I was turned in his arms, and with one look into his eyes, I realized my mistake.
I was treating him as a person. One who played by the rules.
Constantine, although he had been a human at one point in time, wasn’t anymore. Nor was he the type to play by the rules.
“Fine,” I whispered roughly. “I’ll sit.”
And I did.
Like a nice little girl.
I watched as the men crowded around the body bag that held Chen. I watched as my brother milled about outside the office door not even six feet away, eyes scanning over a video feed.
I watched some more as my brother got a phone call, and his face turned purple.
He must’ve just gotten the call that Chen’s body was stolen.
If I had to guess, Pavlov likely didn’t even leave a trail.
Likely, one second he was there, and the next not. Cameras were probably even rolling the entire time.
My brother was going to have a coronary.
“You doing it or am I?”
I returned my gaze to the men to see Pavlov, Abraham, and Constantine standing over the coffee table. Constantine was shrugging out of his dress shirt, and underneath he had on a simple white t-shirt that clung to every curve and dip of his chest.
Pavlov had been the one to speak, and he’d been in the process of removing his own dress shirt.
Constantine waved him off. “I got it.”
Pavlov nodded his head, and Abraham used his fingers to press on his jaw.
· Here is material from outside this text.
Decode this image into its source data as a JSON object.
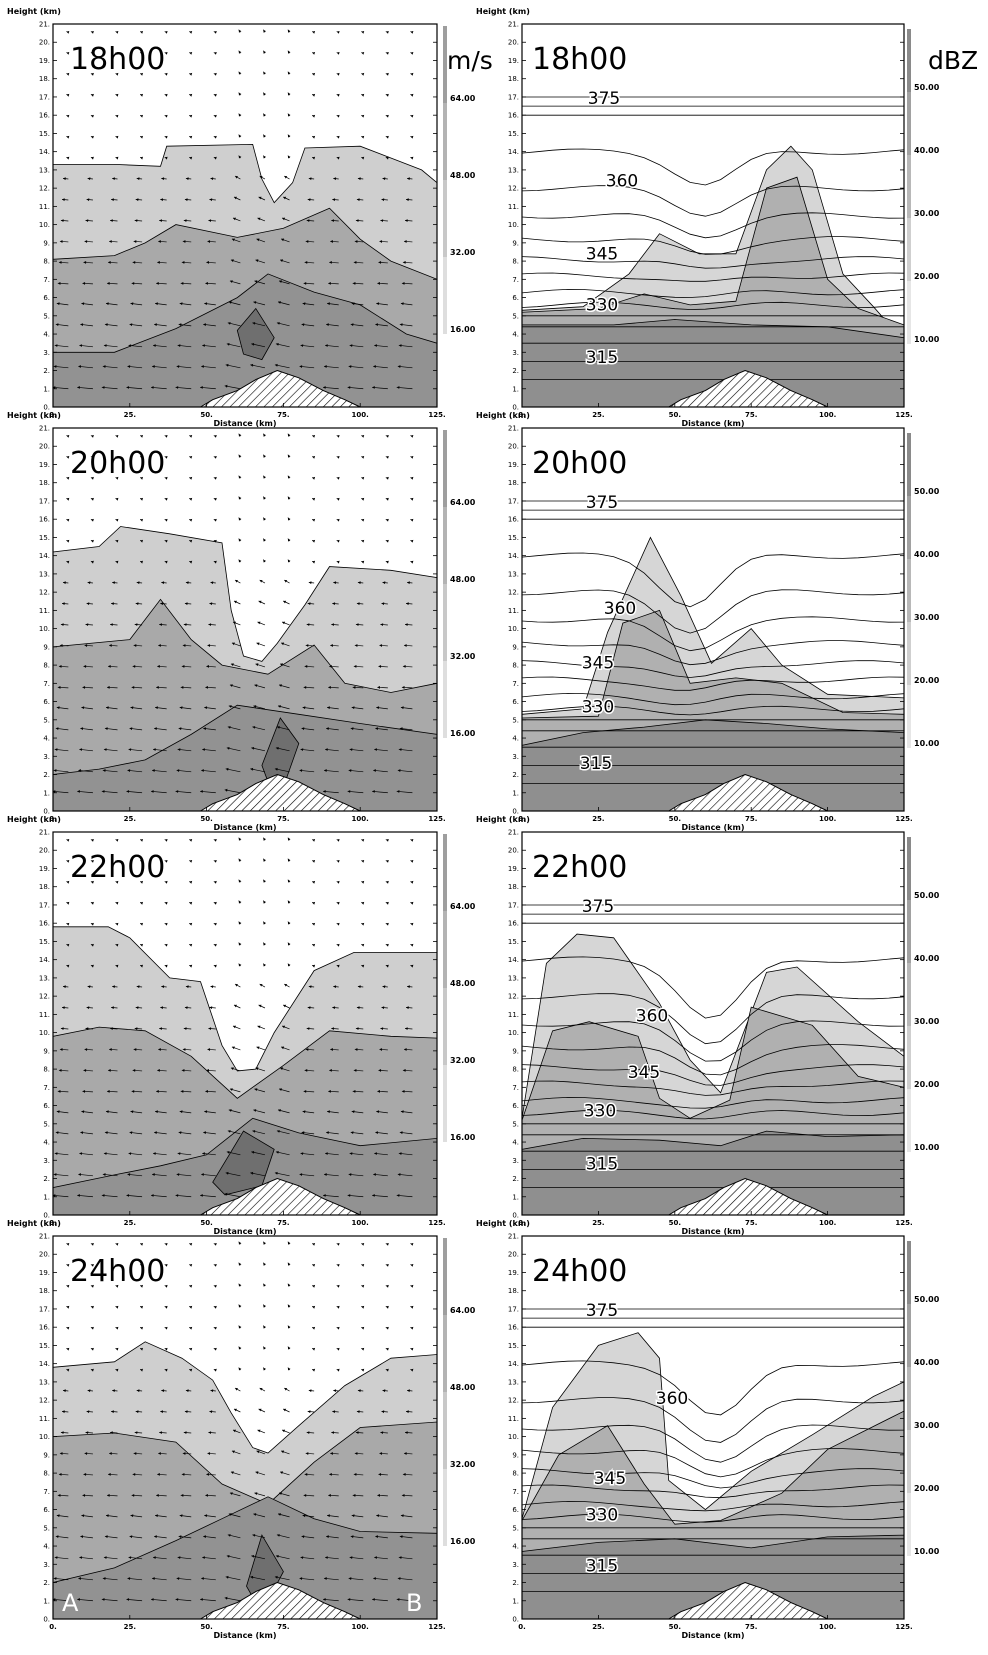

Chen’s mangled mouth dropped opened
This really was the creepiest thing I’d ever seen.
Then, without further ado, Constantine slit his wrists with a silver blade he produced out of nowhere and forced it over Chen’s mouth.
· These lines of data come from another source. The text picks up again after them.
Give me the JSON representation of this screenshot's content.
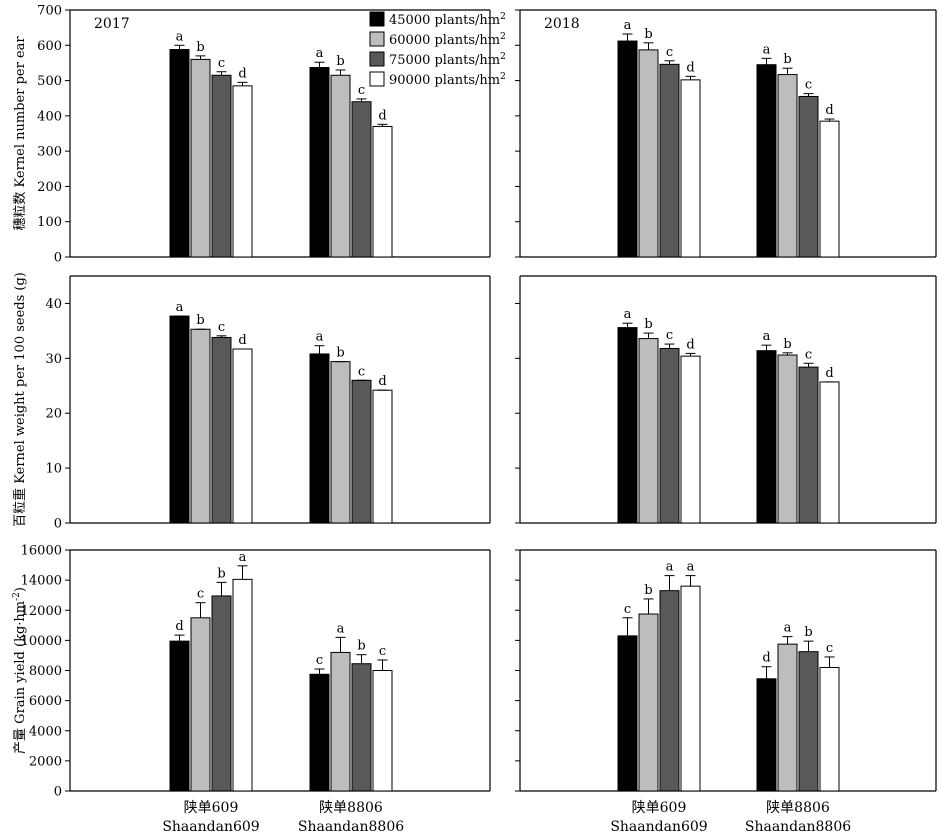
{
  "legend": [
    {
      "label": "45000 plants/hm",
      "sup": "2",
      "color": "#000000"
    },
    {
      "label": "60000 plants/hm",
      "sup": "2",
      "color": "#bdbdbd"
    },
    {
      "label": "75000 plants/hm",
      "sup": "2",
      "color": "#595959"
    },
    {
      "label": "90000 plants/hm",
      "sup": "2",
      "color": "#ffffff"
    }
  ],
  "x_categories": [
    {
      "cn": "陕单609",
      "en": "Shaandan609"
    },
    {
      "cn": "陕单8806",
      "en": "Shaandan8806"
    }
  ],
  "chart_data": [
    {
      "type": "bar",
      "row": 0,
      "col": 0,
      "year": "2017",
      "ylabel": "穗粒数 Kernel number per ear",
      "ylim": [
        0,
        700
      ],
      "yticks": [
        0,
        100,
        200,
        300,
        400,
        500,
        600,
        700
      ],
      "categories": [
        "陕单609",
        "陕单8806"
      ],
      "series": [
        {
          "values": [
            588,
            537
          ],
          "errors": [
            12,
            15
          ],
          "letters": [
            "a",
            "a"
          ]
        },
        {
          "values": [
            560,
            515
          ],
          "errors": [
            10,
            15
          ],
          "letters": [
            "b",
            "b"
          ]
        },
        {
          "values": [
            515,
            440
          ],
          "errors": [
            10,
            8
          ],
          "letters": [
            "c",
            "c"
          ]
        },
        {
          "values": [
            485,
            370
          ],
          "errors": [
            10,
            6
          ],
          "letters": [
            "d",
            "d"
          ]
        }
      ]
    },
    {
      "type": "bar",
      "row": 0,
      "col": 1,
      "year": "2018",
      "ylabel": "",
      "ylim": [
        0,
        700
      ],
      "yticks": [
        0,
        100,
        200,
        300,
        400,
        500,
        600,
        700
      ],
      "categories": [
        "陕单609",
        "陕单8806"
      ],
      "series": [
        {
          "values": [
            612,
            545
          ],
          "errors": [
            20,
            18
          ],
          "letters": [
            "a",
            "a"
          ]
        },
        {
          "values": [
            587,
            517
          ],
          "errors": [
            20,
            18
          ],
          "letters": [
            "b",
            "b"
          ]
        },
        {
          "values": [
            546,
            455
          ],
          "errors": [
            10,
            8
          ],
          "letters": [
            "c",
            "c"
          ]
        },
        {
          "values": [
            502,
            385
          ],
          "errors": [
            10,
            6
          ],
          "letters": [
            "d",
            "d"
          ]
        }
      ]
    },
    {
      "type": "bar",
      "row": 1,
      "col": 0,
      "ylabel": "百粒重 Kernel weight per 100 seeds (g)",
      "ylim": [
        0,
        45
      ],
      "yticks": [
        0,
        10,
        20,
        30,
        40
      ],
      "categories": [
        "陕单609",
        "陕单8806"
      ],
      "series": [
        {
          "values": [
            37.7,
            30.8
          ],
          "errors": [
            0.0,
            1.5
          ],
          "letters": [
            "a",
            "a"
          ]
        },
        {
          "values": [
            35.3,
            29.4
          ],
          "errors": [
            0.0,
            0.0
          ],
          "letters": [
            "b",
            "b"
          ]
        },
        {
          "values": [
            33.8,
            26.0
          ],
          "errors": [
            0.3,
            0.0
          ],
          "letters": [
            "c",
            "c"
          ]
        },
        {
          "values": [
            31.7,
            24.2
          ],
          "errors": [
            0.0,
            0.0
          ],
          "letters": [
            "d",
            "d"
          ]
        }
      ]
    },
    {
      "type": "bar",
      "row": 1,
      "col": 1,
      "ylabel": "",
      "ylim": [
        0,
        45
      ],
      "yticks": [
        0,
        10,
        20,
        30,
        40
      ],
      "categories": [
        "陕单609",
        "陕单8806"
      ],
      "series": [
        {
          "values": [
            35.6,
            31.4
          ],
          "errors": [
            0.8,
            1.0
          ],
          "letters": [
            "a",
            "a"
          ]
        },
        {
          "values": [
            33.6,
            30.6
          ],
          "errors": [
            1.0,
            0.4
          ],
          "letters": [
            "b",
            "b"
          ]
        },
        {
          "values": [
            31.8,
            28.4
          ],
          "errors": [
            0.8,
            0.7
          ],
          "letters": [
            "c",
            "c"
          ]
        },
        {
          "values": [
            30.4,
            25.7
          ],
          "errors": [
            0.5,
            0.0
          ],
          "letters": [
            "d",
            "d"
          ]
        }
      ]
    },
    {
      "type": "bar",
      "row": 2,
      "col": 0,
      "ylabel": "产量 Grain yield (kg·hm",
      "ylabel_sup": "-2",
      "ylabel_tail": ")",
      "ylim": [
        0,
        16000
      ],
      "yticks": [
        0,
        2000,
        4000,
        6000,
        8000,
        10000,
        12000,
        14000,
        16000
      ],
      "categories": [
        "陕单609",
        "陕单8806"
      ],
      "series": [
        {
          "values": [
            9950,
            7750
          ],
          "errors": [
            400,
            350
          ],
          "letters": [
            "d",
            "c"
          ]
        },
        {
          "values": [
            11500,
            9200
          ],
          "errors": [
            1000,
            1000
          ],
          "letters": [
            "c",
            "a"
          ]
        },
        {
          "values": [
            12950,
            8450
          ],
          "errors": [
            900,
            600
          ],
          "letters": [
            "b",
            "b"
          ]
        },
        {
          "values": [
            14050,
            8000
          ],
          "errors": [
            900,
            700
          ],
          "letters": [
            "a",
            "c"
          ]
        }
      ]
    },
    {
      "type": "bar",
      "row": 2,
      "col": 1,
      "ylabel": "",
      "ylim": [
        0,
        16000
      ],
      "yticks": [
        0,
        2000,
        4000,
        6000,
        8000,
        10000,
        12000,
        14000,
        16000
      ],
      "categories": [
        "陕单609",
        "陕单8806"
      ],
      "series": [
        {
          "values": [
            10300,
            7450
          ],
          "errors": [
            1200,
            800
          ],
          "letters": [
            "c",
            "d"
          ]
        },
        {
          "values": [
            11750,
            9750
          ],
          "errors": [
            1000,
            500
          ],
          "letters": [
            "b",
            "a"
          ]
        },
        {
          "values": [
            13300,
            9250
          ],
          "errors": [
            1000,
            700
          ],
          "letters": [
            "a",
            "b"
          ]
        },
        {
          "values": [
            13600,
            8200
          ],
          "errors": [
            700,
            700
          ],
          "letters": [
            "a",
            "c"
          ]
        }
      ]
    }
  ]
}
Pavlov stuck his finger between Constantine’s wrist and Chen’s mouth, then forced his fingers down the dead man’s throat.
I guess to force the man to take the blood whether he wanted to or not.
Which, I guess since he was dead, wanting and not wanting were moot points.
Blood from Constantine’s wrist, a surprising amount of it, leaked out of the sides of Chen’s mouth and started to fall to the white carpet underneath the three men’s feet.
It also rolled onto the couch, collecting into a pool underneath Chen’s head.
My stomach wanted to revolt, but I managed to stay still, even though everything inside of me urged me to run out of the room and never look back.
And still, nothing happened.
“He’s been gone too long,” Abraham said, sorrow filling his voice. “If your blood couldn’t bring him back, then he’s not going to come back.”
“Acadia,” Constantine snapped. “Bring me a bag of blood out of my fridge.”
I blinked, struggling to comprehend what he’d just asked me.
Then, woodenly, I got up and walked to the small refrigerator that was located in one corner of the room, opened the door, and reached for a bag of blood. The only bag of blood.